Writing $k(x_1+\frac{x_2+1}{2k})^2+\frac{4k^2-1}{4k}x_2^2+\frac{2k-1}{2k}x_2-\frac{4k^2+1}{4k}$ in the form $A(x_1+Bx_2+C)^2+E(x_2+F)^2+G$

If we have the following expression:

$$\lambda\left(x_1+\dfrac{x_2+1}{2\lambda}\right)^2+\dfrac{4\lambda^2-1}{4\lambda}x_2^2+\dfrac{2\lambda-1}{2\lambda}x_2-\dfrac{4\lambda^2+1}{4\lambda}$$

and we want to go to the following:

$$A(x_1+Bx_2+C)^2+E(x_2+F)^2+G$$

I can see that $\lambda\left(x_1+\dfrac{x_2+1}{2\lambda}\right)^2$ can be changed into

$\\A(x_1+Bx_2+C)^2$ with $A = \lambda$, $B = C = \frac{1}{2\lambda}$

But how to transform $\dfrac{4\lambda^2-1}{4\lambda}x_2^2+\dfrac{2\lambda-1}{2\lambda}x_2-\dfrac{4\lambda^2+1}{4\lambda}$ to $D(x_2+E)^2+F$

So $D$ looks like to be $\dfrac{4\lambda^2-1}{4\lambda}$, but how to chose $E$ and $F$ so that this transformation holds?

Solution 1:

This is just an application of completing the square. \begin{align*} \frac{4\lambda^2-1}{4\lambda}x_2^2+\frac{2\lambda-1}{2\lambda}x_2-\frac{4\lambda^2+1}{4\lambda}&=\frac{4\lambda^2-1}{4\lambda}\left(x_2^2+\frac{2}{2\lambda+1}x-\frac{4\lambda^2+1}{4\lambda^2-1}\right)\\ &=\frac{4\lambda^2-1}{4\lambda}\left(x_2^2+\frac2{2\lambda+1}x+\frac1{(2\lambda+1)^2}-\frac{4\lambda^2+1}{4\lambda^2-1}-\frac1{(2\lambda+1)^2}\right)\\ &=\frac{4\lambda^2-1}{4\lambda}\left(x_2+\frac1{2\lambda+1}\right)^2-\frac{4\lambda^2+1}{4\lambda}-\frac{(2\lambda-1)}{4\lambda(2\lambda+1)}. \end{align*} So $D=\dfrac{4\lambda^2-1}{4\lambda}$, $E=\dfrac1{2\lambda+1}$, and $F=-\dfrac{4\lambda^2+1}{4\lambda}-\dfrac{2\lambda-1}{4\lambda(2\lambda+1)}$.

Solution 2:

Expand the desired form first:

$D(x_2+E)^2+F=D(x_2^2+2Ex_2+E^2)+F=Dx_2^2+2DEx_2+DE^2+F$.
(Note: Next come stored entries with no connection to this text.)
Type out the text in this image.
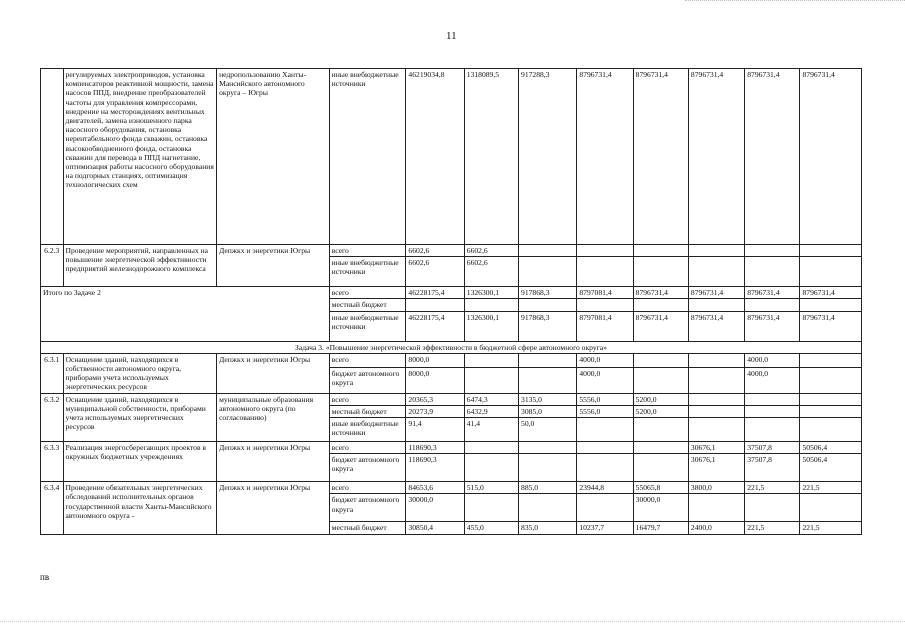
11
	регулируемых электроприводов, установка компенсаторов реактивной мощности, замена насосов ППД, внедрение преобразователей частоты для управления компрессорами, внедрение на месторождениях вентильных двигателей, замена изношенного парка насосного оборудования, остановка нерентабельного фонда скважин, остановка высокообводненного фонда, остановка скважин для перевода в ППД нагнетание, оптимизация работы насосного оборудования на подгорных станциях, оптимизация технологических схем	недропользованию Ханты-Мансийского автономного округа – Югры	иные внебюджетные источники	46219034,8	1318089,5	917288,3	8796731,4	8796731,4	8796731,4	8796731,4	8796731,4
6.2.3	Проведение мероприятий, направленных на повышение энергетической эффективности предприятий железнодорожного комплекса	Депжкх и энергетики Югры	всего	6602,6	6602,6						
			иные внебюджетные источники	6602,6	6602,6						
Итого по Задаче 2			всего	46228175,4	1326300,1	917868,3	8797081,4	8796731,4	8796731,4	8796731,4	8796731,4
			местный бюджет								
			иные внебюджетные источники	46228175,4	1326300,1	917868,3	8797081,4	8796731,4	8796731,4	8796731,4	8796731,4
Задача 3. «Повышение энергетической эффективности в бюджетной сфере автономного округа»											
6.3.1	Оснащение зданий, находящихся в собственности автономного округа, приборами учета используемых энергетических ресурсов	Депжкх и энергетики Югры	всего	8000,0			4000,0			4000,0	
			бюджет автономного округа	8000,0			4000,0			4000,0	
6.3.2	Оснащение зданий, находящихся в муниципальной собственности, приборами учета используемых энергетических ресурсов	муниципальные образования автономного округа (по согласованию)	всего	20365,3	6474,3	3135,0	5556,0	5200,0			
			местный бюджет	20273,9	6432,9	3085,0	5556,0	5200,0			
			иные внебюджетные источники	91,4	41,4	50,0					
6.3.3	Реализация энергосберегающих проектов в окружных бюджетных учреждениях	Депжкх и энергетики Югры	всего	118690,3					30676,1	37507,8	50506,4
			бюджет автономного округа	118690,3					30676,1	37507,8	50506,4
6.3.4	Проведение обязательных энергетических обследований исполнительных органов государственной власти Ханты-Мансийского автономного округа -	Депжкх и энергетики Югры	всего	84653,6	515,0	885,0	23944,8	55065,8	3800,0	221,5	221,5
			бюджет автономного округа	30000,0				30000,0			
			местный бюджет	30850,4	455,0	835,0	10237,7	16479,7	2400,0	221,5	221,5
пв
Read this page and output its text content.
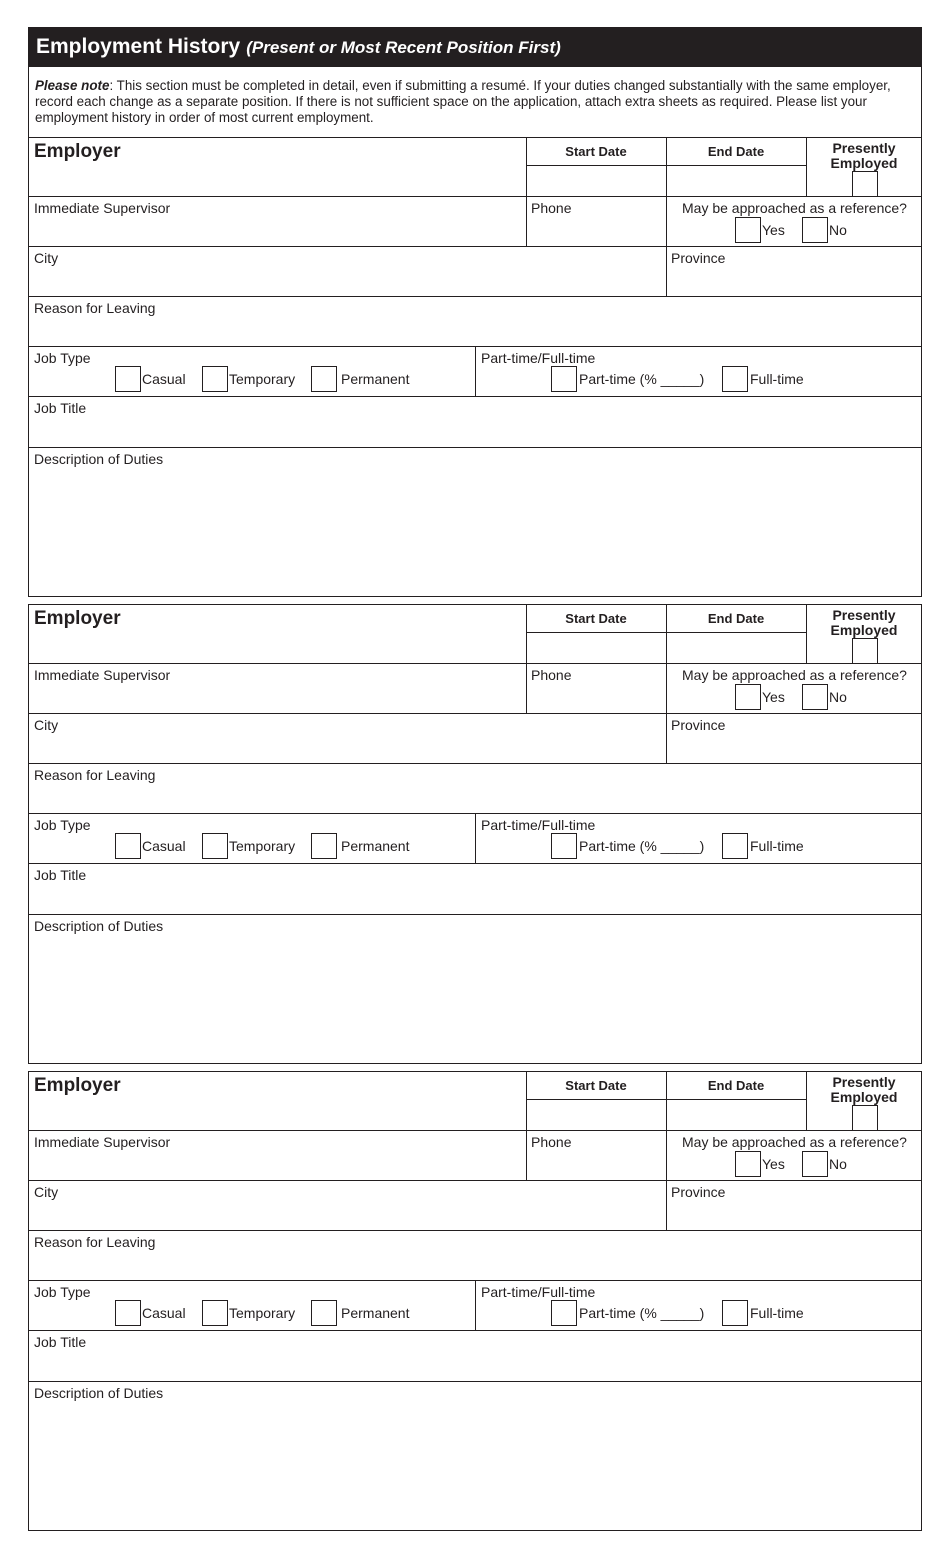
Employment History (Present or Most Recent Position First)
Please note: This section must be completed in detail, even if submitting a resumé. If your duties changed substantially with the same employer, record each change as a separate position. If there is not sufficient space on the application, attach extra sheets as required. Please list your employment history in order of most current employment.
Employer	Start Date	End Date	Presently Employed
Immediate Supervisor	Phone	May be approached as a reference?
Yes	No
City	Province
Reason for Leaving
Job Type
Casual	Temporary	Permanent
Part-time/Full-time
Part-time (% _____)	Full-time
Job Title
Description of Duties
Employer	Start Date	End Date	Presently Employed
Immediate Supervisor	Phone	May be approached as a reference?
Yes	No
City	Province
Reason for Leaving
Job Type
Casual	Temporary	Permanent
Part-time/Full-time
Part-time (% _____)	Full-time
Job Title
Description of Duties
Employer	Start Date	End Date	Presently Employed
Immediate Supervisor	Phone	May be approached as a reference?
Yes	No
City	Province
Reason for Leaving
Job Type
Casual	Temporary	Permanent
Part-time/Full-time
Part-time (% _____)	Full-time
Job Title
Description of Duties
Then, equate the coefficients above with the coefficients in $\dfrac{4\lambda^2-1}{4\lambda}x_2^2+\dfrac{2\lambda-1}{2\lambda}x_2-\dfrac{4\lambda^2+1}{4\lambda}$ to obtain

$$ \begin{align} &D=\dfrac{4\lambda^2-1}{4\lambda},\\ &2DE=\dfrac{2\lambda-1}{2\lambda},\\ &DE^2+F=-\dfrac{4\lambda^2+1}{4\lambda}. \end{align} $$ Can you solve from here?